Radiative antenna, e.g., dipole and monopole, have been increasingly used for ultrahigh field MRI ^1-5. Due to unique structures, the induced current elimination (ICE) approach is a suitable decoupling method for radiative arrays ^6,7. However, in ICE-decoupled radiative arrays, decoupling elements have obvious “shielding effect” which may causes a decrease in the transmit field in the certain area of imaging subjects. This ultimately results in dark spots in the MR images ⁸. In this study, we aim to investigate the effect of ICE decoupling elements and their position to the B₁ fields of radiative arrays.A series of simulations were performed with ANSYS HFSS and designer (Canonsburg, PA, USA). In simulation, eight monopole elements (yellow color, Fig. 1A) and eight decoupling elements (green color, Fig. 1A) were equally spaced along the surface of a cylindrical former (25 cm O.D.). Both the monopole elements and decoupling elements are made of 10-mm-wide copper tapes with a length of 25 cm. The distance between decoupling elements and the coil former (D_d) was varied from 0 cm to 3 cm with a step of 0.5 cm. D_d=0 means the non-optimized array and was used for the baseline comparison.

Simulation: Fig. 2 shows the simulated plots of reflection coefficient (S₁₁) of each monopole element and the transmission coefficients between adjacent elements (S₂₁), next adjacent elements (S₃₁) and opposite elements (S₅₁). Fig. 3 shows the simulated B₁⁺ filed of ICE-decoupled monopole arrays with different D_d. These arrays were excited in birdcage-like mode, applying 1 W power to each port, with a sequential 45 degree phase increment. For the non-optimized array, i.e., D_d=0 cm, the B₁⁺ field decreased obviously at the areas near decoupling elements, as shown in the white circles in Fig. 3. As the D_d increase, this B₁⁺ decrease become less obvious. It can be concluded from Fig. 3 that the dark spots in human images are mainly caused by the diminished B₁⁺ field at these areas.

Experiments: To validate the simulation results, ICE-decoupled monopole arrays without (D_d=0 cm) and with optimization (D_d=2.5 cm) were built for comparison, as shown in Figs. 4A and 4B . S₂₁ plots between adjacent elements of both arrays were shown in Figs. 4C and 4D. Similar to simulation results, the isolation between adjacent elements is about -15 dB for optimized array and about -25 dB for non-optimized array. The average loaded Q values of each monopole element of the optimized and non-optimized arrays are ~16 and ~33, respectively.

A healthy female volunteer was scanned subsequently with the non-optimized and optimized array (written informed consent). B₁⁺ profiles on the same human head were mapped with a Turbo FLASH sequence and show in Figs. 4E and 4F. As expected, for non-optimized ICE-decoupled monopole array, dark spots were found at the peripheral areas in both B₁⁺ profile and MR images, as shown in Figs. 4E and 4G. For optimized array, however, the B₁⁺ field and MR image were more homogeneous and no dark spots were observed (Figs. 4F and 4H).
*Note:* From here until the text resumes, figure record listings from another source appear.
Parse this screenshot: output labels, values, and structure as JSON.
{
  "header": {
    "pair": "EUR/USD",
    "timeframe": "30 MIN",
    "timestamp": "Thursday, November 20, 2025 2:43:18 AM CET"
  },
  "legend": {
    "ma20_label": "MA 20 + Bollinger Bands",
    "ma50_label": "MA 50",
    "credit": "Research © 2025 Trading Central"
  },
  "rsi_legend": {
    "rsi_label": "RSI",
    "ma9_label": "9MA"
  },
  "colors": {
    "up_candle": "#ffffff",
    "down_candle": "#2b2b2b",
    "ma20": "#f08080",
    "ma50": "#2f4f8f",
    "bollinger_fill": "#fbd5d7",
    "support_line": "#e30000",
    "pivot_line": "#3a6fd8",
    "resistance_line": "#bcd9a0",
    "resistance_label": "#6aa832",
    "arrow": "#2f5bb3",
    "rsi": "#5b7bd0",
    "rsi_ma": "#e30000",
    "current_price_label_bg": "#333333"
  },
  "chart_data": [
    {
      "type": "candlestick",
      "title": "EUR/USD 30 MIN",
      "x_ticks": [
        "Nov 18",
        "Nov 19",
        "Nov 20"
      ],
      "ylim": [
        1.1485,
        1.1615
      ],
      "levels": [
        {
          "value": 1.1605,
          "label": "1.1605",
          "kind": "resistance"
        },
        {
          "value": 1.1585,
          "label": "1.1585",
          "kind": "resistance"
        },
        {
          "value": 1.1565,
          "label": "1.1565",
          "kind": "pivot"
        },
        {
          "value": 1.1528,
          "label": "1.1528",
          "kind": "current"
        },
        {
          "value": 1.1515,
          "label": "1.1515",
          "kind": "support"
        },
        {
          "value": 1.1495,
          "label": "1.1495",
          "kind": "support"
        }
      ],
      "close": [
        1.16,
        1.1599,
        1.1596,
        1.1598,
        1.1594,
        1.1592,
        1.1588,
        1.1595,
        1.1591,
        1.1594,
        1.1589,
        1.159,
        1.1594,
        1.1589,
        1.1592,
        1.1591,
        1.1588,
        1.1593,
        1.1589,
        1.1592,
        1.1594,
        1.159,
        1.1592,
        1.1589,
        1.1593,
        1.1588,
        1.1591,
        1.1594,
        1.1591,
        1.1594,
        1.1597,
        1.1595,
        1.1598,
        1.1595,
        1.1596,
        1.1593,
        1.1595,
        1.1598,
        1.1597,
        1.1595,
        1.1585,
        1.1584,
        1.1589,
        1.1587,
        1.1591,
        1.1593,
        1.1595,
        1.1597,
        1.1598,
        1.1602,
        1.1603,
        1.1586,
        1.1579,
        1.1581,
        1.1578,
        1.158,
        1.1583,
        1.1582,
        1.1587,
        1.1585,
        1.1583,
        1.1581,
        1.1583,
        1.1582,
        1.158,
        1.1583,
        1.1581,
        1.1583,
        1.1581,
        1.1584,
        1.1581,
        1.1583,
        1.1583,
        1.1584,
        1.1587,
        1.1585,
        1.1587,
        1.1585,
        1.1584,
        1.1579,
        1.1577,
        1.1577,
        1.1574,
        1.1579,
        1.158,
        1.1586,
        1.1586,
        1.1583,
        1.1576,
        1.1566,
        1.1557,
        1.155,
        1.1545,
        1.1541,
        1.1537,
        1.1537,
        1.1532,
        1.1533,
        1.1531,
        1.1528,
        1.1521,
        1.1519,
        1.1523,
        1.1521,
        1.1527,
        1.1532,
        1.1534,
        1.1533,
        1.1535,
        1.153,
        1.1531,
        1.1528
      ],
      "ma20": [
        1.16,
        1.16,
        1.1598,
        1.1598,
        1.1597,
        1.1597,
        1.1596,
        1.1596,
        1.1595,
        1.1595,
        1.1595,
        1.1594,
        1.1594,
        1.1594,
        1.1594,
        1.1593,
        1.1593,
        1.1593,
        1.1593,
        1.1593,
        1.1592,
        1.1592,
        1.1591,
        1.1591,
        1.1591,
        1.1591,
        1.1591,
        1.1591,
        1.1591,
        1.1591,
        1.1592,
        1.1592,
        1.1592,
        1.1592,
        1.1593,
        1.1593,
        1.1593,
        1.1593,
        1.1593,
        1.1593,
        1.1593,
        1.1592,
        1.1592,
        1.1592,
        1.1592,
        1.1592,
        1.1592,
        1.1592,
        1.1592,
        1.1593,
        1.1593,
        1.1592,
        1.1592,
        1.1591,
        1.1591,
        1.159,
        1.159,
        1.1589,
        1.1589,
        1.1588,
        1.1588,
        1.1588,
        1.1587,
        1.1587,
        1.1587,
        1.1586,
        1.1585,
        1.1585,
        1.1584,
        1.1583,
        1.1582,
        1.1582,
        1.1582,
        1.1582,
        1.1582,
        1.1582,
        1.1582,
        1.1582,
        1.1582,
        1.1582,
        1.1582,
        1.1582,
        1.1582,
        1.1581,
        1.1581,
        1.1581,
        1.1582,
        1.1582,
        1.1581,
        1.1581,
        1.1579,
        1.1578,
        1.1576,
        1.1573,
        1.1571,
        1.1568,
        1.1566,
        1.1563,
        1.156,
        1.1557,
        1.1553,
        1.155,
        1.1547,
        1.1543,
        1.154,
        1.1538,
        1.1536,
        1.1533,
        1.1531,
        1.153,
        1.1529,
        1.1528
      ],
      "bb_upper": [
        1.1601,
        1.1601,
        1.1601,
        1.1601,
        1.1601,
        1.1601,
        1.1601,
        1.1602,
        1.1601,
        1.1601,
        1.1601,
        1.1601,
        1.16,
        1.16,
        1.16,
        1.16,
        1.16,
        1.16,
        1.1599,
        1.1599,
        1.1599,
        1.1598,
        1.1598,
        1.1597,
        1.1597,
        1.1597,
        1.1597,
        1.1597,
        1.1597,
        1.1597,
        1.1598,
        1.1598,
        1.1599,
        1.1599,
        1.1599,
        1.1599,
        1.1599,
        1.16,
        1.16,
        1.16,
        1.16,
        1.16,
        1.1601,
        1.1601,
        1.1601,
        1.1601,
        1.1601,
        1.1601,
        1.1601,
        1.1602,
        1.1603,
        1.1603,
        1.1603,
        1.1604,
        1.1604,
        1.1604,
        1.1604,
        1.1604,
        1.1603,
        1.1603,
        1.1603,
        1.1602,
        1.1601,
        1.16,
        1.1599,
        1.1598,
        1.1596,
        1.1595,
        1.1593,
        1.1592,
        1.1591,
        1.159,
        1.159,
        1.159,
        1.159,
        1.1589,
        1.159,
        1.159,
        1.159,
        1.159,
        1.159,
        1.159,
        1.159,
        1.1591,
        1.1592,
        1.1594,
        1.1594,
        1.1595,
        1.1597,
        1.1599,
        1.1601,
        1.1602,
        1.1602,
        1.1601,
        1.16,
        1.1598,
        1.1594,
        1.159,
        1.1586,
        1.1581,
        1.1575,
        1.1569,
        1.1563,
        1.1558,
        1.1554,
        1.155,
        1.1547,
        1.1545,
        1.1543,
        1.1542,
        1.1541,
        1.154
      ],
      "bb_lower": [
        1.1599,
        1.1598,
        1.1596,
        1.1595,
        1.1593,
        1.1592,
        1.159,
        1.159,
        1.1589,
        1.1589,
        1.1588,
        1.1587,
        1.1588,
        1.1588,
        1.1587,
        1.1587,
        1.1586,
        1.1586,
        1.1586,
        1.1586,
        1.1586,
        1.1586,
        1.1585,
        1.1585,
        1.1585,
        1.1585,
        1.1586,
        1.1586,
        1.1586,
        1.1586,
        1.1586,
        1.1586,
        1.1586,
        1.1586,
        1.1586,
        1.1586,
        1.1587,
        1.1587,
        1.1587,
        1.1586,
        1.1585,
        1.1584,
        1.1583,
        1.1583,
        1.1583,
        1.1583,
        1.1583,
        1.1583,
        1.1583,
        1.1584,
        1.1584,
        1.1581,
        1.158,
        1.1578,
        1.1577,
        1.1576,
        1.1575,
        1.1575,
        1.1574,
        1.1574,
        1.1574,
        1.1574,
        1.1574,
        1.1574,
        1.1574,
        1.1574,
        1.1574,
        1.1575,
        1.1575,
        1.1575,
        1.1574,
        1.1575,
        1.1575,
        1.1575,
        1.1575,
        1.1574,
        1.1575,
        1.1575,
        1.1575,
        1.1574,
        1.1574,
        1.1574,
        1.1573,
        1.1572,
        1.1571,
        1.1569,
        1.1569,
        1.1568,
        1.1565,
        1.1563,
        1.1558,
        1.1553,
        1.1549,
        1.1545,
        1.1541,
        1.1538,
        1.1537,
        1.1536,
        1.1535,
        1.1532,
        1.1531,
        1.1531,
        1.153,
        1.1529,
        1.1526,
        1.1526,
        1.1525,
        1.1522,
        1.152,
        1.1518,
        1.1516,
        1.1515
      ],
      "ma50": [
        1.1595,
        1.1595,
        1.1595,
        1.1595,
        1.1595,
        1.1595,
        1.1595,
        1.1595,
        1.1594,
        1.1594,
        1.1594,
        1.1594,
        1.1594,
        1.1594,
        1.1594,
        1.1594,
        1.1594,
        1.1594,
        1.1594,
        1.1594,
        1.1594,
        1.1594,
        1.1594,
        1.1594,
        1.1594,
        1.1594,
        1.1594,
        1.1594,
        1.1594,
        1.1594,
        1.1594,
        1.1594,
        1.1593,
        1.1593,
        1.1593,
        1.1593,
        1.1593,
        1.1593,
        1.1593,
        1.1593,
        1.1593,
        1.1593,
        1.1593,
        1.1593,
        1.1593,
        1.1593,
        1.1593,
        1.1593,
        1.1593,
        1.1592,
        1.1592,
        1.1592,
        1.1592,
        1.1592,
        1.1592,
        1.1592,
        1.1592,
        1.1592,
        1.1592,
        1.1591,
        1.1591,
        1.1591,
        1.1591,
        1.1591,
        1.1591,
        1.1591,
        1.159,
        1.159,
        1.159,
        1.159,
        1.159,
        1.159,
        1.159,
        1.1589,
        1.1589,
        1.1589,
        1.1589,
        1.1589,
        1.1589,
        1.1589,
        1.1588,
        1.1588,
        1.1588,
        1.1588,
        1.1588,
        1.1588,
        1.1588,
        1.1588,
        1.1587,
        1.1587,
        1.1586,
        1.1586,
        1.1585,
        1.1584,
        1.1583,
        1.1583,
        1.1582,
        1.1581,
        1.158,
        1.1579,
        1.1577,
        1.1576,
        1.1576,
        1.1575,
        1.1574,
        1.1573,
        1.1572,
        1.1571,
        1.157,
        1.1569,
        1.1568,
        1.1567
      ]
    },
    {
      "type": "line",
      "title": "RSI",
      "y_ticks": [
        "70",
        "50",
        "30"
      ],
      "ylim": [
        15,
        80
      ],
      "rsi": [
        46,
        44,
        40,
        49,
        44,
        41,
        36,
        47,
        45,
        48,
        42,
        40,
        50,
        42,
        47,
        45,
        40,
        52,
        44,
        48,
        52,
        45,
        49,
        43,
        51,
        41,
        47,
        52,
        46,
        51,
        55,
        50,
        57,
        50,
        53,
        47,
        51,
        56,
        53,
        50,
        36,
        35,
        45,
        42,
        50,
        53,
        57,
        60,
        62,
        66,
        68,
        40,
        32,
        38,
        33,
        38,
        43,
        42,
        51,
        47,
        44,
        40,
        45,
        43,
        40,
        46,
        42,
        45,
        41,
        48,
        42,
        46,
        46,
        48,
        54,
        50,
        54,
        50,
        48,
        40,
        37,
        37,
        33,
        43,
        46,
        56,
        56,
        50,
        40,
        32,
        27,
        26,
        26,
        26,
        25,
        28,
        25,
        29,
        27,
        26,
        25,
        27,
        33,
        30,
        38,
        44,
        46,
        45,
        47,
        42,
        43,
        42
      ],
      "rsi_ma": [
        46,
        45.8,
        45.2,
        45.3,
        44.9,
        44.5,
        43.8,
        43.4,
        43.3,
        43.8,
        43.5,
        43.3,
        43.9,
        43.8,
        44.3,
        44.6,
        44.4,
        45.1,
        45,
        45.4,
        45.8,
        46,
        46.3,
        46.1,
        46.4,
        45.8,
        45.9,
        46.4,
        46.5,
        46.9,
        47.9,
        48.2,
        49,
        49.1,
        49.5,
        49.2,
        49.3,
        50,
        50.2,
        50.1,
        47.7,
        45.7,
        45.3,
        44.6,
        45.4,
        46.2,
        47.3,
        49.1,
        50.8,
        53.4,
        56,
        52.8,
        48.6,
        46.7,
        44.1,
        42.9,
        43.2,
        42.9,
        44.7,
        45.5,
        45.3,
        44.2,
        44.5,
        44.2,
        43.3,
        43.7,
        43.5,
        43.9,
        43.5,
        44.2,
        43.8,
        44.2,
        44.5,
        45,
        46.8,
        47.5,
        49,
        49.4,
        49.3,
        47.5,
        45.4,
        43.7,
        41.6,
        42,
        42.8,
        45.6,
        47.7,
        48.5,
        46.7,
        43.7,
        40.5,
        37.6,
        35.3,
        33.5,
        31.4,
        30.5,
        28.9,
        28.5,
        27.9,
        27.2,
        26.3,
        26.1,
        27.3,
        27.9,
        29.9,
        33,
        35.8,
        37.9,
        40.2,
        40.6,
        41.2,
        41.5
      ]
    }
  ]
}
Figs. 4G and 4H show GRE images using the two arrays. The imaging acquisition parameters were as follows: flip angle=25 degree, TR/TE= 120/6 ms, FOV=250×250 mm², matrix=256×256, slice thickness=5 mm, bandwidth=260 Hz/pixel. It is worth noting that optimized array has a little higher central SNR and lower surface SNR compared with the non-optimized array. This can also be predicated from the Q value results.

The MR imaging and simulation results show that an optimized arrange of ICE decoupling elements can be found to minimize the perturbation of decoupling elements to the B₁ fields of radiative coil arrays, and consequently imaging quality can be improved. The optimized distance between decoupling elements and coil elements in this specific array configuration was set to 2.5 cm. Compared with the non-optimized ICE decoupled monopole array, the optimized array has more homogeneous transmit field and has no dark spots or signal cancellations in the MR images.